Game 5 was a tough, back-and-forth contest that went (almost)
to the wire. Sacramento was the better team in the first half, and the Monarchs went to the locker room with an eight point lead.
"Coach (Bill Laimbeer) was very mad at us at halftime,”
Deanna Nolan said. “We weren’t diving for loose balls, we were making too many turnovers. He thought we just gave up."
Nolan, who had been just 4 for 13 in the first half, came out and hit her first five shots. (When she's on,
she's really on.) Detroit's furious run that
quickly replaced the deficit with a lead. The sold-out Joe Louis crowd started rocking.
In the final minutes, the Monarchs put together
a comeback, pulling to within one possession with
33 seconds left. But Katie Smith, the first player to win titles in the ABL and WNBA, hit a jumper to ice the game. “I knew I was going to find a shot and knock it down,”

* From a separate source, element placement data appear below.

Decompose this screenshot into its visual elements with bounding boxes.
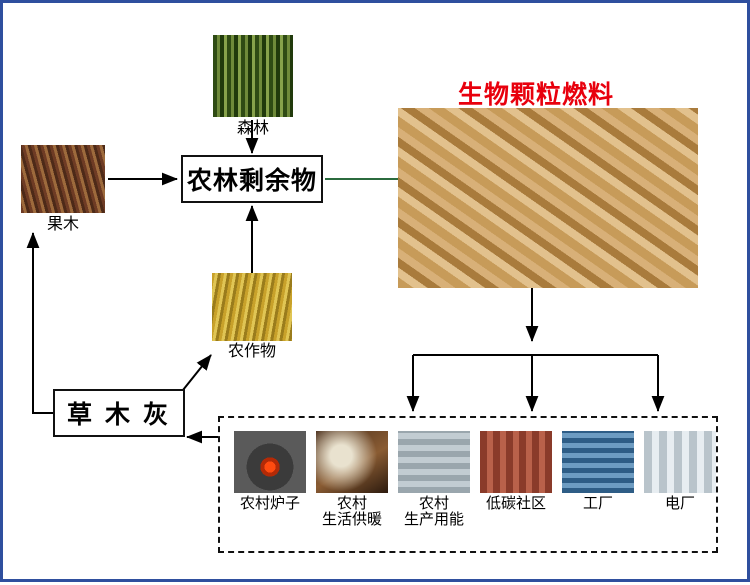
use-label-3: 低碳社区 — [480, 496, 552, 512]
factory-photo — [562, 431, 634, 493]
rice-crop-photo — [212, 273, 292, 341]
use-cell-3: 低碳社区 — [480, 431, 552, 512]
diagram-canvas: 森林 果木 农作物 农林剩余物 草 木 灰 生物颗粒燃料 农村炉子 农村 生活供… — [0, 0, 750, 582]
forest-photo — [213, 35, 293, 117]
use-label-5: 电厂 — [644, 496, 716, 512]
biomass-pellets-photo — [398, 108, 698, 288]
node-agroforestry-residue: 农林剩余物 — [181, 155, 323, 203]
page-title: 生物颗粒燃料 — [458, 75, 614, 111]
use-cell-0: 农村炉子 — [234, 431, 306, 512]
village-stove-photo — [234, 431, 306, 493]
use-label-4: 工厂 — [562, 496, 634, 512]
fruitwood-label: 果木 — [21, 216, 105, 233]
node-plant-ash: 草 木 灰 — [53, 389, 185, 437]
rural-production-energy-photo — [398, 431, 470, 493]
uses-group: 农村炉子 农村 生活供暖 农村 生产用能 低碳社区 工厂 电厂 — [218, 416, 718, 553]
crop-label: 农作物 — [202, 343, 302, 360]
power-plant-photo — [644, 431, 716, 493]
use-cell-2: 农村 生产用能 — [398, 431, 470, 528]
fruitwood-photo — [21, 145, 105, 213]
use-label-1: 农村 生活供暖 — [316, 496, 388, 528]
node-agroforestry-residue-label: 农林剩余物 — [187, 161, 317, 197]
use-cell-5: 电厂 — [644, 431, 716, 512]
use-label-2: 农村 生产用能 — [398, 496, 470, 528]
use-cell-4: 工厂 — [562, 431, 634, 512]
rural-heating-photo — [316, 431, 388, 493]
forest-label: 森林 — [213, 120, 293, 137]
use-label-0: 农村炉子 — [234, 496, 306, 512]
node-plant-ash-label: 草 木 灰 — [67, 395, 171, 431]
low-carbon-community-photo — [480, 431, 552, 493]
use-cell-1: 农村 生活供暖 — [316, 431, 388, 528]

she said. “I knew that it was over after it went though. It was a great feeling. This series was a lot of fun.”
Sacramento was left wondering what happened -- how did things go
so wrong again in the second half? Paul reports that over the course of the series, the Monarchs won the first half by 37 points, but Detroit won the second by 28. Sacto had a first half rebounding advantage of 16, but a second half deficit of 37.
After the game, fingers began to point. Bee columnist Ailene Voison lays the blame squarely
at Ticha's feet.
Starting point guards on defense-oriented teams can't shoot 29 percent in a best-of-five series championship series. Those days are history.
She says Whisenant should have played Haynie more, and she wonders whether the Monarchs should bring Penicheiro back next year.
For his part,
Coach Whiz blamed some players, including DeMya Walker, who didn't warm up properly at half time. "It's too late after the fact to go out a little bit stiff because you don't get out of the locker room soon enough." Walker had no points and three turnovers in the second half.
Nolan took home the MVP.
She finished with 24 points, 4 assists, 4 boards, 2 blocks, and 2 steals. "She's extremely talented, can jump waist-high and shoots the mid-range jumper as well as anybody in the WNBA,"
Whisenant said.
But this championship
belongs to Smith more than anyone. After the game, she spoke with Voepel and
reflected on her career.
It's important to never forget where this game came from. To give the mindset to the younger generation: Don't take it for granted. Don't just expect this is going to be here forever and it will keep growing and growing. You have to keep this thing moving.
As Voepel says, no one has done that better than Katie Smith.